II Piknik nad wodospadem pod patronatem Gazety Krakowskiej

II Piknik nad wodospadem pod patronatem Gazety Krakowskiej
Dbają o tradycję tego miejsca

 

         W niedzielę zakończył się dwudniowy II Piknik nad wodospadem będący pokazem folkloru góralskiego i cygańskiego. Pod karczmę „Czarda” zjechało lub przyszło wiele osób, które chciały poznać tradycję owczarstwa. Baca Andrzej Majerski z bacówki na przełęczy Rozdziela nad Biała Wodą w Jaworakch demonstrował wyrób oscypka i strzyżenie owcy. A, jak smakuje baranina z rożna, można było doznać tego smaku kosztując ją u rodziny Zachwiejów „Bulisiów”, którzy przygotowali ją według starej receptury seniora rodu Tadeusza Zachwiei. To do niego przyjeżdżał ks. prof. Józef Tischner, aby pogadać przy ognisku i zjeść doskonałą baraninę.

         Piknik rozpoczął się muzyką cygańską graną przez zespół ze Spiskiej Starej Wsi na Słowacji. O historii i tradycji górali pienińskich opowiadał miejscowy poeta, goprowiec i przewodnik górski Andrzej Dziedzina „Wiwer”. W konferansjerce pomagał mu Józef Dyda, znany sprawozdawca zawodów kajakarstwa górskiego.
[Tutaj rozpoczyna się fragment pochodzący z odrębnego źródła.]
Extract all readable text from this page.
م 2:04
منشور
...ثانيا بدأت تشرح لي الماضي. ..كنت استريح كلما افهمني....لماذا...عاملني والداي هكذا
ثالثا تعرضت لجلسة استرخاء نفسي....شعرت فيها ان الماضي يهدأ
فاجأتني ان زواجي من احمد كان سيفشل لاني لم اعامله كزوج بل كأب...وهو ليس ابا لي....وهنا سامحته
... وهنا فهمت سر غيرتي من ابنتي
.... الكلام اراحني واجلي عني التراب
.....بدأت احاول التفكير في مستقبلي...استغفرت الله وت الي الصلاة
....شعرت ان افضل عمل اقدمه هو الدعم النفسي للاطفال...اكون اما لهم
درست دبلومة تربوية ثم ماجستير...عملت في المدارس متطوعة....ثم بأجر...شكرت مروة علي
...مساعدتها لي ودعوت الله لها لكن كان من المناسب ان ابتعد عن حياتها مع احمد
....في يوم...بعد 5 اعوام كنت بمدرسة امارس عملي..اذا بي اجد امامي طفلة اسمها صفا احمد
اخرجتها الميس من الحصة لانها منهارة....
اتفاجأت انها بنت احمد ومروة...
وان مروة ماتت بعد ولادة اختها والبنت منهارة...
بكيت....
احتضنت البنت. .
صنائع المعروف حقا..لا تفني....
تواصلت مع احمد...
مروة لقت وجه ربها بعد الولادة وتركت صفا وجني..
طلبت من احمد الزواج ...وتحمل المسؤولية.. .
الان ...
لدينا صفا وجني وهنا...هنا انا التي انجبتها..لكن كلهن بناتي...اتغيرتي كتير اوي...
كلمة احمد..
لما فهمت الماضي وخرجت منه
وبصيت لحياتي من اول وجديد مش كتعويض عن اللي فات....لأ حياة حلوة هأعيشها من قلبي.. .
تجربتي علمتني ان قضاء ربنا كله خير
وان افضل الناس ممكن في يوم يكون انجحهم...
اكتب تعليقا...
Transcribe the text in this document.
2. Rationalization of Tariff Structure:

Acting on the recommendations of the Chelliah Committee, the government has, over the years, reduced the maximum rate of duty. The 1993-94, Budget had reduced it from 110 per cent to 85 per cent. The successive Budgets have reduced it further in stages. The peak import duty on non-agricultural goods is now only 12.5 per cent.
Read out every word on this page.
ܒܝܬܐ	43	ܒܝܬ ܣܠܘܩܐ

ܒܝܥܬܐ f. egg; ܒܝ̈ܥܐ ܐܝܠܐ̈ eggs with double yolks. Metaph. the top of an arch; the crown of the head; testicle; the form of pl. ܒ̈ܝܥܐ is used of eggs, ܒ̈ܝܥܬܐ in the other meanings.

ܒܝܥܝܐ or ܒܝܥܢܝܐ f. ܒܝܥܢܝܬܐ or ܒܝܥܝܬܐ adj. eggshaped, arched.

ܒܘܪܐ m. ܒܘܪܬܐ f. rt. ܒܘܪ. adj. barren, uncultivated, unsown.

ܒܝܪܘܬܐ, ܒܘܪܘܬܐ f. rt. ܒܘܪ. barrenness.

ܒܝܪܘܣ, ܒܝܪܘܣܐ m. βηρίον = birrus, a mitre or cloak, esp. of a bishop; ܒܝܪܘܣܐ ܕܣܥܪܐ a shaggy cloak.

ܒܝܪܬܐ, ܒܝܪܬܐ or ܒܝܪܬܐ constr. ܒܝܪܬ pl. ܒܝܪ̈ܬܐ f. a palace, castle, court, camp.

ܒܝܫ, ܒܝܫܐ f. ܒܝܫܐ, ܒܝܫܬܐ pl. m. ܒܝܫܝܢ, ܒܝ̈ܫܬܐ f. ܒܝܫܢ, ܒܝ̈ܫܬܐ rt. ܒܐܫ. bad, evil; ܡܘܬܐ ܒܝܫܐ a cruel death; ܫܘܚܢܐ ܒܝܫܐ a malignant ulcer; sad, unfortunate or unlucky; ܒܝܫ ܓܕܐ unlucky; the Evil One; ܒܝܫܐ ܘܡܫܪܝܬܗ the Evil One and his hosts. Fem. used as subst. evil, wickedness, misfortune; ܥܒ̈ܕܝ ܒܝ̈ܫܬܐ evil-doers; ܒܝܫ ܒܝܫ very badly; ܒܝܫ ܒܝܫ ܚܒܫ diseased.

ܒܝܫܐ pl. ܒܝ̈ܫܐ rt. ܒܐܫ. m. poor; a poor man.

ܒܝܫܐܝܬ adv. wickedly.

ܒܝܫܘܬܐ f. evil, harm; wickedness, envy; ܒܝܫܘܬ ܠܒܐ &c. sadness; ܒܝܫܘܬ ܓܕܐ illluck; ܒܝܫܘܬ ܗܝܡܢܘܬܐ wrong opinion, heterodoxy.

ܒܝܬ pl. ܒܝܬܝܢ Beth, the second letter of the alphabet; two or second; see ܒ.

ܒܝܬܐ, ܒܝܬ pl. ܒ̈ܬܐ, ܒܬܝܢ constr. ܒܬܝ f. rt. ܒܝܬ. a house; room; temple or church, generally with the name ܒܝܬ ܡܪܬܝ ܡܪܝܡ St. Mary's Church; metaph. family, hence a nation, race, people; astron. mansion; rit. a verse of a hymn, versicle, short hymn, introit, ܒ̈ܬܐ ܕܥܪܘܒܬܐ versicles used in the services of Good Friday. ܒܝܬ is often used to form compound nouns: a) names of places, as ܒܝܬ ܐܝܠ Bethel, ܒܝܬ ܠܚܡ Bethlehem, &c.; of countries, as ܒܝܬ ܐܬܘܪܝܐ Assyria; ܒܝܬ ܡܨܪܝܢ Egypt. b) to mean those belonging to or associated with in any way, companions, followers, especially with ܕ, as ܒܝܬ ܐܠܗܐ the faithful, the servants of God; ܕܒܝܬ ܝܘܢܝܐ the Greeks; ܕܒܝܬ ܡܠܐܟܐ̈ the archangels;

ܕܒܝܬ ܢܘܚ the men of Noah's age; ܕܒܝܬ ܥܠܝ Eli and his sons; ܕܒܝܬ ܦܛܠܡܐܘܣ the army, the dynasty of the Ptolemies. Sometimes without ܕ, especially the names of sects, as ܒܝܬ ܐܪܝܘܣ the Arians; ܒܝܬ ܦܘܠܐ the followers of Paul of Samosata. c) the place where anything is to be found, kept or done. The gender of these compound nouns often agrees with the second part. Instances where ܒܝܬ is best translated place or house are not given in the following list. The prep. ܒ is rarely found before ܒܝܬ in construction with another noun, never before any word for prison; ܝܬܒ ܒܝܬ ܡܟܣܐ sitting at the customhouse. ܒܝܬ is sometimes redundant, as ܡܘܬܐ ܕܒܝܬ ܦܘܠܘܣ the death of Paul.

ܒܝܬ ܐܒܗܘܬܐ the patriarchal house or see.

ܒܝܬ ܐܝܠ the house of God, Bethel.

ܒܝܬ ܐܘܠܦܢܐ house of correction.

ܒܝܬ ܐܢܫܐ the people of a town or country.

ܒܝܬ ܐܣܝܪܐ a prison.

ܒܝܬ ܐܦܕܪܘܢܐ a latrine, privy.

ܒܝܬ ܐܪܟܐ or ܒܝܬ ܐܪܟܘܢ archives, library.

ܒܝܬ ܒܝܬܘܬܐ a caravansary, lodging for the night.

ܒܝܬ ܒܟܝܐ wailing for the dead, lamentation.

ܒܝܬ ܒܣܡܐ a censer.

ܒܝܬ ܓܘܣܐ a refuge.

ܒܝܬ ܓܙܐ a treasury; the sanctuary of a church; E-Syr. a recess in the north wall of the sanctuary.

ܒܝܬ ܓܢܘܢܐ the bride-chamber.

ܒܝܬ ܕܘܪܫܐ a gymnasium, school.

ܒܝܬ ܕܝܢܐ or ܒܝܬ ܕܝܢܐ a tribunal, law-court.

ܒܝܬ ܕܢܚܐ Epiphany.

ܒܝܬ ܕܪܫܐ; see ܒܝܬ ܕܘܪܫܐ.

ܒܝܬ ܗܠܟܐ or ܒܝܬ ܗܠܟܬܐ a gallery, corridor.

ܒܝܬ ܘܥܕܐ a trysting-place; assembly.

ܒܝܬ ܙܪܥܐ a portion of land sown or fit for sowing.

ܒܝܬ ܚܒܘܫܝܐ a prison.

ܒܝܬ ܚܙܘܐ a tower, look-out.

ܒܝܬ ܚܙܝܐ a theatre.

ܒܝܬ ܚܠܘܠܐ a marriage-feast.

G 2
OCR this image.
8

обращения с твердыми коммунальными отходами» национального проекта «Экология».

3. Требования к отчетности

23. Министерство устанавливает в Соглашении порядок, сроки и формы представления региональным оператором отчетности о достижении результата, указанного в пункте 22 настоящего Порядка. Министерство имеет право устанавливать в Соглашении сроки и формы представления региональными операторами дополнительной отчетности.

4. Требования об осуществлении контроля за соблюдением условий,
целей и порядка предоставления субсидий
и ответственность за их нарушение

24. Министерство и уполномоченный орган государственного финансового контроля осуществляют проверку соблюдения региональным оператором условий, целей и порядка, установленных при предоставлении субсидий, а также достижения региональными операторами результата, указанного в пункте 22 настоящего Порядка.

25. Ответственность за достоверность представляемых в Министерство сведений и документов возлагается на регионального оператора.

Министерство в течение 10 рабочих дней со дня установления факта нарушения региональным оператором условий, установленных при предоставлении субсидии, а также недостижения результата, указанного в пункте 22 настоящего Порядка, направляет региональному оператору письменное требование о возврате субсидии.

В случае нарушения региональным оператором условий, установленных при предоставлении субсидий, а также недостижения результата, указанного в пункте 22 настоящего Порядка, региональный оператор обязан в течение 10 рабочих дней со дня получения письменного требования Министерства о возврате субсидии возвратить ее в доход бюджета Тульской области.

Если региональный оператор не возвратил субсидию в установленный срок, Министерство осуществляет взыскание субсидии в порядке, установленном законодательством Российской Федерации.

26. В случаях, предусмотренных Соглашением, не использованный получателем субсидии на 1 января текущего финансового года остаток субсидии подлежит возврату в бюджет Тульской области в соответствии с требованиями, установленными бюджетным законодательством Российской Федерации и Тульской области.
         Bardzo atrakcyjnie przebiegł konkurs nt. Wiedzy o regionie pienińskim. Zgłosiły się do niego dzieci przebywające na wzcasach z rodzicami. Ich wiedza zaskoczyła nawet prowadzących konkurs. Wszyscy byli znakomicie przygotowani do konkursu, chociaż przystąpili do niego z marszu. Skąd mieli tyle informacji o Szczawnicy i regionie, pozostało to ich tajemnicą. Otrzymali gadżety ufundowane przez właścicieli karczmy Czardasz Wojtka Kuczałę i Romka Hamerskiego i redakcję Gazety Krakowskiej.

         A, że pierwszy dzień był „dniem kwaśnicy” można było ja kupić po znacznie obniżonej cenie. Nie była ona , co prawda taka jaką przygotowywali „najstarsi górale”, co to „krzywi gębę i prostuje flaki”, ale była smaczna.

         Nastrój biesiadny tworzyła kapela rodziny Boguckich ze Starego Sącza. Można by było pomyśleć, że publiczność usłyszała muzykę lachów sądeckich. Nic bardziej mylącego. Senior rodziny pochodzi z Podegrodzia, ale za żonę wziął góralkę z Ludźmierza. A , kto rządzi w chałupie ? Oczywiście, że baba. Tak i było z tym graniem . Kapela grała muzykę podhalańską, przeplataną różnorodną muzyką Karpat.

          W niedzielę „w dniu oscypka” grała kapela „Białopotocanie” z Krościenka.   Na pikniku zjawili się też twórcy ludowi. Można było z nimi „pogwarzyć” o wszystkim, co dotyczy nie tylko tradycji górali pienińskich, ale też o najnowszych planach rozwoju uzdrowiska zapoczątkowanego przez potomka rodziny węgierskiej Józefa Szalaya. Dzieło rozbudowy i modernizacji uzdrowiska kontynuują potomkowie ostatniego jego właściciela hr. Adam Stadnickiego.

         Karczma „Czarda” wskrzesza tradycję swojej poprzedniczki z przełomu XIX i XX wieku, odwiedzanej często przez kuracjuszy, którzy po trudach wędrowania do słynnego wodospadu na Sewerynówce mogli w niej odpocząć i posilić się jadłem góralskim.

         Spacerował tędy Seweryn Fredro, brat słynnego Aleksandra, i od jego imienia pochodzi nazwa „Sewerynówka”.